Saturday, August 22, 2015

Castorf Ring: Das Rheingold

My first opera at Bayreuth! I am mostly going to give the bullet-points version here, because I am going to be doing a Letter from Bayreuth for SFCV, filling in any gaps here on the blog. For the Ring, I am nearly dead center in the sixth (6th) row; the view is great and the sound definitely is different from other houses. Wish I knew 1) whether the anvils are live 2) how many harps there were in the pit. May have my editors ask about these things.
You know how you're always told to bring a cushion because of the notorious wooden seats? Well, what I need most is a foot rest. My feet dangle a couple of inches above the floor; my butt is reasonably happy with the firm surface (there IS a cushion on the seat, thin, but there) and my back is okay with the wooden seat back.
- Huge amount of stage activity; extremely detailed theatrical working out, all in character as the characters are presented, which is not a complete picture of any of the characters (they are all thugs or floozies, it seems), but dramatically consistent for each character.
- Unusual use of live video, with cameramen visible on stage much of the time, to project either closeups of the main action or to show action off the main dramatic focal point (most of it made up - implied by the characters you see on stage but not action you will find in the libretto)
- Outstanding singing from everybody. No complaints. Claudia Mahnke, heard a few times long ago in SF, gorgeous as Fricka, can't wait until tomorrow when she has a lot more to do. Wolfgang Koch excellent as Wotan, King Thug of the gods. Nadine Weissman, magnificent contralto as Erda. SF Opera, you should hire her. Yes, I am happy to play talent scout for you.
- The sound IS something different and special. The house is small enough that I can hear the singers' voices bouncing around (good), undoubtedly a function of the size (1900 seats), construction (all wood - including the floor), the cowl between the audience and the pit, and the location of the orchestra (mostly under the stage). Also the way the seats fan out in the hall.
- Kirill Petrenko, recently appointed chief conductor designate of the Berlin Phil, seriously at sea, and this is his third time with the Ring at Bayreuth: any individual 30 seconds sounded beautiful, but very fast and weirdly boneless conducting, with almost nothing made of most of the big moments and little sense of the structure or shape of the piece. Wot?
(Fixed the formatting problems, yay!)

3 comments:

Anonymous said...

"any individual 30 seconds sounded beautiful, but ..."

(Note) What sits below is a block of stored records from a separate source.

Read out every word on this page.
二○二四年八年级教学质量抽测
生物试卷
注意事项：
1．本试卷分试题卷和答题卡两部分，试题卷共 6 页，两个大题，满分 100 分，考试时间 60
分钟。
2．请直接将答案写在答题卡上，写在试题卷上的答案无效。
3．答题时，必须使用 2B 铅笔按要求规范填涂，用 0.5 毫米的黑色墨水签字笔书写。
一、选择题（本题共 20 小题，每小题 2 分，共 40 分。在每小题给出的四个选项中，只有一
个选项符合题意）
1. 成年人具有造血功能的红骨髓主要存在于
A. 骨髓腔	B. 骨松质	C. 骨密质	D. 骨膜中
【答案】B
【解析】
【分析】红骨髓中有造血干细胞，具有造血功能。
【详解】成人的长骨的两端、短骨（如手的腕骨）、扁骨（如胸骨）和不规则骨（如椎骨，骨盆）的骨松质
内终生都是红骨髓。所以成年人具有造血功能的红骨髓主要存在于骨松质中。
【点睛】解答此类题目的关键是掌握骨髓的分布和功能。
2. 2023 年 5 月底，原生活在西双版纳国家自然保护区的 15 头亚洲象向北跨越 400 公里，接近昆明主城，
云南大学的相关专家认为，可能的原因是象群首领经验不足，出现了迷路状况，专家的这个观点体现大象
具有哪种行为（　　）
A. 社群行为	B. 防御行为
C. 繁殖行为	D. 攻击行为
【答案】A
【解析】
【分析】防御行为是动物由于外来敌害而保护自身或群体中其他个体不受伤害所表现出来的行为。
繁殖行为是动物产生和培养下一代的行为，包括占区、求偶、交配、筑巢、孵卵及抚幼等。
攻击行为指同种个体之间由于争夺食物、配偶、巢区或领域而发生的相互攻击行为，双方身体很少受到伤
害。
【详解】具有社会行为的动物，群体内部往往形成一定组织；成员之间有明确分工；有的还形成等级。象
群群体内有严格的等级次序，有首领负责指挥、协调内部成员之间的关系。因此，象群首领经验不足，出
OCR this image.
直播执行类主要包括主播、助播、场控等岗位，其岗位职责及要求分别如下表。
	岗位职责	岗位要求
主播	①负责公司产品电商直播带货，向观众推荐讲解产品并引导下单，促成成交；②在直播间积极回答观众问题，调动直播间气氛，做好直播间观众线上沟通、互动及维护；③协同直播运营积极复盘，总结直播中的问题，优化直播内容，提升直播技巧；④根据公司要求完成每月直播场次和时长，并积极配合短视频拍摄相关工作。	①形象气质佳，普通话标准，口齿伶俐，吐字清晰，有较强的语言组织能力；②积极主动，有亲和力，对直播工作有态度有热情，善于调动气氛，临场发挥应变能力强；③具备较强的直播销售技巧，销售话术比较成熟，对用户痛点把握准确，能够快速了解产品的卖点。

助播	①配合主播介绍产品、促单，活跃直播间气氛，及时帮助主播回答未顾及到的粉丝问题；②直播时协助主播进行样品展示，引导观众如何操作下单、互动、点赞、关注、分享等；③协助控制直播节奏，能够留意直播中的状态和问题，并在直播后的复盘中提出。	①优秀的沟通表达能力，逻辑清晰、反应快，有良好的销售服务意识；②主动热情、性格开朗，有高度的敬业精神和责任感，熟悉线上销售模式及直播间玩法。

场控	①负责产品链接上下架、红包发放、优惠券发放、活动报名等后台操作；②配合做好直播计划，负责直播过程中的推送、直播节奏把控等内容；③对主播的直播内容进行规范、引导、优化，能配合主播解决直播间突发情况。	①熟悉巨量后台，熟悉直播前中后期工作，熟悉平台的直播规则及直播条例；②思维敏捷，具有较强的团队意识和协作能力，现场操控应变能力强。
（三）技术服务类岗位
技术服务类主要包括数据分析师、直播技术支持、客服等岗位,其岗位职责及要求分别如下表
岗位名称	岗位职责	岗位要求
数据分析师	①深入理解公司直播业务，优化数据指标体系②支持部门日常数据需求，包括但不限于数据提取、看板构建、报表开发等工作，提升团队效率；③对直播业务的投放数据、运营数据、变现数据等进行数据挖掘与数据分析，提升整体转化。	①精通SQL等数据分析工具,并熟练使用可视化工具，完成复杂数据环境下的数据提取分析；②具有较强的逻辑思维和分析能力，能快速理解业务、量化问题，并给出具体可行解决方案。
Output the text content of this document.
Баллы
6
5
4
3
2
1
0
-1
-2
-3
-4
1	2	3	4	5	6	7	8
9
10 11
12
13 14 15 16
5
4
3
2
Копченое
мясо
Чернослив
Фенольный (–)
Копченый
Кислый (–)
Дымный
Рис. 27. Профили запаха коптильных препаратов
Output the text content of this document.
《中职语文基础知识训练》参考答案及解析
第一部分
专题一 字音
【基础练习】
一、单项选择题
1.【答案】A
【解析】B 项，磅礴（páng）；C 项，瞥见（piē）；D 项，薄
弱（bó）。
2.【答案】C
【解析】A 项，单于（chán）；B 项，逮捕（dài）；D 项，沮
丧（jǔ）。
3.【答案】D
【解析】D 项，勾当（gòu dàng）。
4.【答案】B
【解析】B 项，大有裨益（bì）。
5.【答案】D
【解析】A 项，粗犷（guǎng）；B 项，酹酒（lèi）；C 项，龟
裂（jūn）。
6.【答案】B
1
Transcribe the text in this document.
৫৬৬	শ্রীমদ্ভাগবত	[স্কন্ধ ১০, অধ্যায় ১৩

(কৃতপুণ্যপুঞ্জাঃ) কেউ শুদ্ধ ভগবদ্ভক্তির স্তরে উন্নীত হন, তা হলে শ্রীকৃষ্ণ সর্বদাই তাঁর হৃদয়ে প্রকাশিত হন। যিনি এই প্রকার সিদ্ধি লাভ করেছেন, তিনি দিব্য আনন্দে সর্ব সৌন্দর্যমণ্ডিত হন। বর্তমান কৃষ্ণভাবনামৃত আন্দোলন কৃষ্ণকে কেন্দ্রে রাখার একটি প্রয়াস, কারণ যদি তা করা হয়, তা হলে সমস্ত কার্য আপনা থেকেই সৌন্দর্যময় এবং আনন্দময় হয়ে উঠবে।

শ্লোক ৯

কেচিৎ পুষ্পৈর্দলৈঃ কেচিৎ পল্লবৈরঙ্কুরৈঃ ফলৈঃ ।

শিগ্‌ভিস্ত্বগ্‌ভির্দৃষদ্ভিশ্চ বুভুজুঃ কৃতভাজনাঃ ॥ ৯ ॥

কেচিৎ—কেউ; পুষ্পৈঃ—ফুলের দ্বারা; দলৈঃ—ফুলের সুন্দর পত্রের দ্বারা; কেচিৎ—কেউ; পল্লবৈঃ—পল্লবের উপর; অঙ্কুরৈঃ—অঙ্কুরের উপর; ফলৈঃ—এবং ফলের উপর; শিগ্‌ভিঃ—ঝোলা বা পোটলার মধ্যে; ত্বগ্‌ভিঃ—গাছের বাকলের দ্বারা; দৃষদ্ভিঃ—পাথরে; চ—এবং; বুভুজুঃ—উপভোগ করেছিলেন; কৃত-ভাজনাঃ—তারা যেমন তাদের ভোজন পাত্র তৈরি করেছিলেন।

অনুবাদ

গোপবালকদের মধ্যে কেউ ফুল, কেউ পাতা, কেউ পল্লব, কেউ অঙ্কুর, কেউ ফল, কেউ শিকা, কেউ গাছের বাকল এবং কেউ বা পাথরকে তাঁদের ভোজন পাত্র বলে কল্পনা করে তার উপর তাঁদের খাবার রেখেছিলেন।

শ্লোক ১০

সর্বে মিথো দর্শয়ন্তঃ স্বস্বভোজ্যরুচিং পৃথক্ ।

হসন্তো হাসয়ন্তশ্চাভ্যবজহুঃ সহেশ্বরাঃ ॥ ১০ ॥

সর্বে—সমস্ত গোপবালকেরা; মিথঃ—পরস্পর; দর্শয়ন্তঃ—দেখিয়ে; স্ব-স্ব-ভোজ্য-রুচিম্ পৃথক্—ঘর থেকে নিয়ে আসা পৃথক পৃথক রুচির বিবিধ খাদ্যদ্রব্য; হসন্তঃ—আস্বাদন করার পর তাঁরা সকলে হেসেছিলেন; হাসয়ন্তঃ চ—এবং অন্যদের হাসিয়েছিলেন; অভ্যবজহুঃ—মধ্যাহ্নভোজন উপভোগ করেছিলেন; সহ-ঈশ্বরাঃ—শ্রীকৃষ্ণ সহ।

This is also why 30 second preview clips are completely useless for judging the quality of a recording of any music that's both long and spaciously paced: not just Wagner, but Bruckner, Mahler, Strauss, even some works of Beethoven or Schubert.

Daniel Wolf said...

One small question, Lisa: was the sound coming out of the pit too mixed to be directional or were you able to hear the motion of Rhine, from the audience's right to left (right thus being South, so that we're looking East), as orchestrated?

Lisa Hirsch said...

From where I was sitting - sixth row for the Ring - the sound was too mixed and I could not hear any right to left movement during the prelude.